SAN FRANCISCO (KPIX) — At Fairmount Elementary School, inside the cafeteria, kids are learning a lesson, but not about their ABC’s.

A group of energetic musicians stands before them, singing and dancing about the importance of standing up for those who are powerless.

They are a Grammy-nominated hip-hop group helping these kids get “woke” about the pervasive issue of social injustices.

“About racial differences, about gender bias, about immigration,” said Kaitlin McGaw.

“There is privilege in this country that puts blinders up on people and we’re just trying to take those blinders off.” added Tommy Shepherd.

The performers are known as the Alphabet Rockers. The East Bay group is nominated for Best Children’s Album at the 60th Grammy Awards.

Their album is called “Rise, Shine, #Woke” and the group’s stated goal is to make music to make change.

The group was created a decade ago by a white girl from Harvard and a black musician and actor from LA.

Kaitlin McGaw and Tommy Shepherd are the co-founders.
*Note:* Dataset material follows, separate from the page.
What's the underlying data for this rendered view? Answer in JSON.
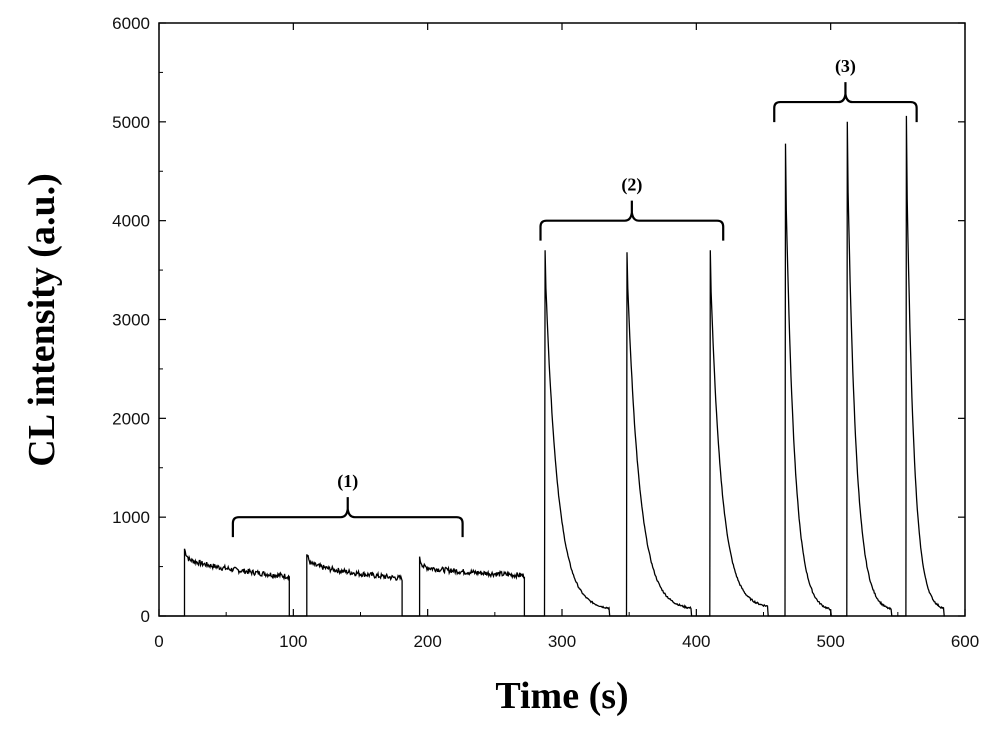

“The first time I ever got in a fight was because someone called me the “N” word,” said Shepherd.

“I was like 14 when I first started thinking about what means to be white,” explained McGaw.

They said with social media and television, you cannot protect your kids from the tough realities of today’s world: from cyberbullying to racism. And now more than ever, they believe our children need positive messages.

One song is called “The Wall.”

“When we heard our president wanted to build a wall, we had to figure out a way to joyfully speak to all those people the wall was made, designed for – and tell them we would never let that happen,” said Shepherd.

During the performance, the musicians stop and ask the students for their ideas to make the world a better place. The kids get a moment to talk amongst their friends, and then a microphone is passed around to those who want to offer a solution.

A common response is the desire to standup for those who are powerless.

“When we ask them what do you want to do to change the world, they say we want to be kind. When you think about it, with all what’s happening with the leadership in this country, there’s not examples of what kindness is,” said McGaw.

Fairmount teacher and librarian Maureen Sullivan invited the group to perform in front of 2 assemblies.

“I really love their positive message and to the children and the community,” said Sullivan.

After the shows, the performers were swamped with autograph and selfie requests.

As for the show, the kids and their parents got the message.

“Be proud of yourself, say your name out loud” said 10-year-old Sofia Aviles.

“It’s important that we prepare our children to defend themselves and to defend other who cannot defend themselves,”

The Alphabet Rockers and the children who sang on the Grammy nominated album are all in New York and will attend the Grammy Awards on Sunday. They have performed at a local School and earlier Saturday, performed at a concert with other nominees for the Best Children’s Album.